Subject: (Still) NCR card + Quantum VP32210 SCSI Drive probs
To: None <current-users@NetBSD.ORG>
From: Davyd Norris <root@eolas.fcollins.com.au>
List: current-users
Date: 08/21/1995 11:15:03
Howdy again,

I am still having problems getting a new kernel going with the
latest sup of -current.  Here is the guts of my previous message to
the list:

>Just supped the latest sources and attempted to rebuild a kernel for
>my system and I am getting errors at boot time on the SCSI to disk
>transfers.

>I built a kernel about a week ago and booted from it with no
>problems, but ended up scrapping that kernel and trying to get MH up
>and running, so I did not build the rest of the system.

I am currently running a July 3rd build of -current, which was about
the time that pppd broke, and so I commented out any ppp support in
the kernel.  Now my people are yelling for it, so I need it back.  I
also want to get my 'standard' lpt0 (hardware thinks it is at lpt1's
port!) up and running.

The last kernel that I got running was an X insecure kernel
(round the first week of August - just before the scsi quirks code got
added) that I do not want to run now since I configured the X portal
code.

>System is as follows:
>
>Pentium 90 PCI bus - 32Mbyte RAM
>NCR PCI SCSI card (53c810 based PCI-SC200 card)
>Quantum VP32210 Fast SCSI-II 2.02 Gbyte HDD

>That's about all you need to know for this little problem.

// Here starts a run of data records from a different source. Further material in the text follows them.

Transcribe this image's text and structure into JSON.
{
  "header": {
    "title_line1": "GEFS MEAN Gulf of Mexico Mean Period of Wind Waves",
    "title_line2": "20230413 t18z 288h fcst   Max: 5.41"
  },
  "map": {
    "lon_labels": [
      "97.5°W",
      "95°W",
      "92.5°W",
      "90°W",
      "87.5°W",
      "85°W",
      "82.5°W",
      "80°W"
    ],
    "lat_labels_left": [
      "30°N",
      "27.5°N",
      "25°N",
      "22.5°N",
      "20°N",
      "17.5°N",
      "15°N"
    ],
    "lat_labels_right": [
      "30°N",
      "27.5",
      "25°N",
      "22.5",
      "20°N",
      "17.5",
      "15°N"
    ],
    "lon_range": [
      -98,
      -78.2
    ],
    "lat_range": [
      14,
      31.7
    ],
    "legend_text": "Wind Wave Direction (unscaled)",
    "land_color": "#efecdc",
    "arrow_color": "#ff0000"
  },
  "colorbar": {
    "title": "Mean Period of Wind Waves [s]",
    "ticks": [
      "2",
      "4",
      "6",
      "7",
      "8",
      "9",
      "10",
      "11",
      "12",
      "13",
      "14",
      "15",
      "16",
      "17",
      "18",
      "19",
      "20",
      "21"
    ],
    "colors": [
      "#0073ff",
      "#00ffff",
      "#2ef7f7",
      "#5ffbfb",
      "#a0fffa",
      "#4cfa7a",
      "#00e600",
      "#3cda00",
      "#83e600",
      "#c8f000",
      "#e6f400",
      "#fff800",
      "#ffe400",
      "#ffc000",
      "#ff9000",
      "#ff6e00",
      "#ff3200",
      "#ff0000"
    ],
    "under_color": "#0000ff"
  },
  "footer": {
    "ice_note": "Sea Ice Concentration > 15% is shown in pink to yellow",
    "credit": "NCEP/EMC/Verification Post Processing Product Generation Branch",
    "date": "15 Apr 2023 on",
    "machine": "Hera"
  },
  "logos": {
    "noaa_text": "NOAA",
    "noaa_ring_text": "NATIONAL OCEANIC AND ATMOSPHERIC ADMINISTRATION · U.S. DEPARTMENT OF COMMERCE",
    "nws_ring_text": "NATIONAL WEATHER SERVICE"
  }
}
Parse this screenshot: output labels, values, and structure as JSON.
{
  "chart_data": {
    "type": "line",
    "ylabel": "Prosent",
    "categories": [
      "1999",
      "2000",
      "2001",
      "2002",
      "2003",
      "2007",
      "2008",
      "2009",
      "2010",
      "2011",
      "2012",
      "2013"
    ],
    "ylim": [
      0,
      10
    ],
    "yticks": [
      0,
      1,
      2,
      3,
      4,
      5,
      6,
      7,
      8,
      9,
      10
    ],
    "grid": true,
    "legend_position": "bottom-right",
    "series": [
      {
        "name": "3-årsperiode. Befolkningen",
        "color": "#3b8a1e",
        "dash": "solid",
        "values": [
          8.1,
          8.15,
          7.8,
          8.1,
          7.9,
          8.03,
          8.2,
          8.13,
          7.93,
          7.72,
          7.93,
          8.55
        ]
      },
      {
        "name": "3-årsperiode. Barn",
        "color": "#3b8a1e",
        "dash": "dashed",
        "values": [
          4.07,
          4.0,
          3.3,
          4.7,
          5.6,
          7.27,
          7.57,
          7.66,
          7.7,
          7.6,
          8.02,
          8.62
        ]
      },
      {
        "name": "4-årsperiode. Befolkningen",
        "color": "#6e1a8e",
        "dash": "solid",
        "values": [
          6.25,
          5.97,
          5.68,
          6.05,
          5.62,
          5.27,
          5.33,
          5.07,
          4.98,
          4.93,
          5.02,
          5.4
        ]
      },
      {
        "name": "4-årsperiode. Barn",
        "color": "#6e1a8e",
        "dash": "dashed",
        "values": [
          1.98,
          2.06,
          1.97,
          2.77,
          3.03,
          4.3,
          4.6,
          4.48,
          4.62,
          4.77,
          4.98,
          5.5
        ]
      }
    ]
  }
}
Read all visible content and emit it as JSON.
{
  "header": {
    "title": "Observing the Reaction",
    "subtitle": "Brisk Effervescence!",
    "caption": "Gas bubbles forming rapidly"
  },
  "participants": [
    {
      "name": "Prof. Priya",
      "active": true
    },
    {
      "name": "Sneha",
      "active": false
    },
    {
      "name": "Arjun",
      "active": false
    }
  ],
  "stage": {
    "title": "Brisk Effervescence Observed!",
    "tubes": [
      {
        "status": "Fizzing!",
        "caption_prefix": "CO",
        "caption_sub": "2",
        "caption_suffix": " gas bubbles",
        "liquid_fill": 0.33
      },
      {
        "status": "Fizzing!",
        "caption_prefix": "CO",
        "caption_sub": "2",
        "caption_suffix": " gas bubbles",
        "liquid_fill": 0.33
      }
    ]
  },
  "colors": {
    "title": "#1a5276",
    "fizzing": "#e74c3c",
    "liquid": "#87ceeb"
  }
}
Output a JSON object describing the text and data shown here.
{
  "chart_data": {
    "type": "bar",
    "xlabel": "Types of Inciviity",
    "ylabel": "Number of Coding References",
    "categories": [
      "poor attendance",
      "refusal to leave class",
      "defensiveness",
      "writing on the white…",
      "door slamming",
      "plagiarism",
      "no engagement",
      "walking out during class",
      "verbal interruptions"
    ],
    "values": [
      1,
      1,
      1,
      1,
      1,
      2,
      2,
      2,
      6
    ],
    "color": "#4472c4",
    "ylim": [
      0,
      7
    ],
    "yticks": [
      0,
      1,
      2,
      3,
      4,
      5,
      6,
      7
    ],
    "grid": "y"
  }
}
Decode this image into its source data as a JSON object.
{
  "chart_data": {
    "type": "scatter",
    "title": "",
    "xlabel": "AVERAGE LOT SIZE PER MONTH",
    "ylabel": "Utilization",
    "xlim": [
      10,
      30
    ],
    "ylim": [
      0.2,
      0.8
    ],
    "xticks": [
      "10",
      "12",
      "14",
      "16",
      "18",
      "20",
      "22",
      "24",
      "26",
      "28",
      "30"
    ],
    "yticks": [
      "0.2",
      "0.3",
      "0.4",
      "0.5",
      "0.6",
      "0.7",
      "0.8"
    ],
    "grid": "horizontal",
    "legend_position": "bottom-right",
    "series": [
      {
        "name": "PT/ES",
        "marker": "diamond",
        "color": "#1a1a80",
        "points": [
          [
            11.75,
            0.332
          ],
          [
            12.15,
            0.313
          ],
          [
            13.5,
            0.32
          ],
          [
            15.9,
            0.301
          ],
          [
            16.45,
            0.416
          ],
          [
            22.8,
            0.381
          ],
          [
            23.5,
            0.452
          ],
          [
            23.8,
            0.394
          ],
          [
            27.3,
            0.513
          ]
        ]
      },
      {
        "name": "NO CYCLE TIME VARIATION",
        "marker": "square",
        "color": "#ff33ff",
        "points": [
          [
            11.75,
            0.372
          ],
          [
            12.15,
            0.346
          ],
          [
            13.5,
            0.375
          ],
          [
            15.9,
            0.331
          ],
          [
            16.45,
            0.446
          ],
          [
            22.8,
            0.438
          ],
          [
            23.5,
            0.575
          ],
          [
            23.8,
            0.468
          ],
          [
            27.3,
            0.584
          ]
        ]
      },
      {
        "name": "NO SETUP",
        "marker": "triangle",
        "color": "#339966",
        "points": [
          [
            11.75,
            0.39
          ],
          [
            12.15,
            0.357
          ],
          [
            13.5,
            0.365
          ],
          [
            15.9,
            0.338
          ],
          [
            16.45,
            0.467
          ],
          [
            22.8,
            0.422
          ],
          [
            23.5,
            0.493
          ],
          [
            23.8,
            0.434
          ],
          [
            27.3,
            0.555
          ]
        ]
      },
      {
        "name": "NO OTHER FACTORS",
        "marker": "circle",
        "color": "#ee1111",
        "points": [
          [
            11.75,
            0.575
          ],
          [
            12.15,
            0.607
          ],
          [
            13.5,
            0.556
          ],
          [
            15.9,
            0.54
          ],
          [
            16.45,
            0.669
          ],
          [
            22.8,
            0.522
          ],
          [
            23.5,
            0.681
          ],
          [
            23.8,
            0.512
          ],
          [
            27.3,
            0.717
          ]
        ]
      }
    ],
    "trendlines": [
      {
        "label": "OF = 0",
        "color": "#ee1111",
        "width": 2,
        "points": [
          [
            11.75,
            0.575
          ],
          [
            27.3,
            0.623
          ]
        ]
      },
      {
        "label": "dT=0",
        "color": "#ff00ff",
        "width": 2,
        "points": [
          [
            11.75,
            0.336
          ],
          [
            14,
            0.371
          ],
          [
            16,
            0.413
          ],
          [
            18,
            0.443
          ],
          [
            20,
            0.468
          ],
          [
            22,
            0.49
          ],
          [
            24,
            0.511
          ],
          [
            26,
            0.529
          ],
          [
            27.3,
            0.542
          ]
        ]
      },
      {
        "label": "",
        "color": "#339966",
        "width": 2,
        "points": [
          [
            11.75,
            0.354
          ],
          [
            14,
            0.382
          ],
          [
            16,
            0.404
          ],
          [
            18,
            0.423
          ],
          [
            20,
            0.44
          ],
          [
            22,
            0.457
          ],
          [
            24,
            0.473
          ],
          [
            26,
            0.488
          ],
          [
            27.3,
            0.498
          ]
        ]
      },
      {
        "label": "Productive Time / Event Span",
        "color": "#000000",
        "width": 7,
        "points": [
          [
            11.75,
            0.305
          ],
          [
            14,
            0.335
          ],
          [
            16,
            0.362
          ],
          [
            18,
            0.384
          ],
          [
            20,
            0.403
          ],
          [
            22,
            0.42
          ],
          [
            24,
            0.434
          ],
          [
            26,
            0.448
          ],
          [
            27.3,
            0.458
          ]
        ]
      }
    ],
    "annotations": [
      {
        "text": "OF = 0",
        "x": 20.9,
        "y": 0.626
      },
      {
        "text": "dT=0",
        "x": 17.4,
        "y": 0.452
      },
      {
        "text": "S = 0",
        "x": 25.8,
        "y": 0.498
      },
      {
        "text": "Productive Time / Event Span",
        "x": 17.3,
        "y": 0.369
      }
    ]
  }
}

>The system probes all go OK, and identify all the drives, including
>the Quantum and an external NEC 4Xe CD-ROM.  However, it appears
>that when the disk is probed for sizes etc. , it goes berserk with
>the following messages:

>extraneous data discarded
>COMMAND FAILED (9 0) ncr(0:0:0)
>.
>.
>.
>(repeated so rapidly that I dont know whether there is any other
>message at the start)

>It appears to be receiving the XE_EXTRA_DATA error and barfing, and
>does not write anything to the logs - this is why I can't be sure of
>what is said.

>As I said before, I don't think it is a problem with the PCI card,
>because it inits OK and finds all its devices.  It seems to be when
>it talks to the drive.

New developments:

supped the latest sources because I read about some changes in the
ncr and pci code and tried again, this time with in-kernel debugging
turned on.  This allowed me to see what was happening before the
crash.

The system correctly ID's all devices and gets their sizes and types
including the Quantum HDD.  It gets to the line:

biomask 4040 netmask 1800 ttymask 1a

and then:

vm_fault(f86f0700,0,1,0) -> 1

kernel: page fault trap, code = 0
Stopped at _nqsrv_getlease+0x148: movl 0(%eax),%ebx

If kernel debugging is turned off I get messages as previously
detailed.

I am booting a new kernel with a full July 3rd build.  Could this
have anything to do with the old/new mount code and a new kernel?
Does anyone have any idea where I should start looking?

I have not done much kernel debugging, so I am at a bit of a loss as
to where to start.

AdvThanksAnce

Dave.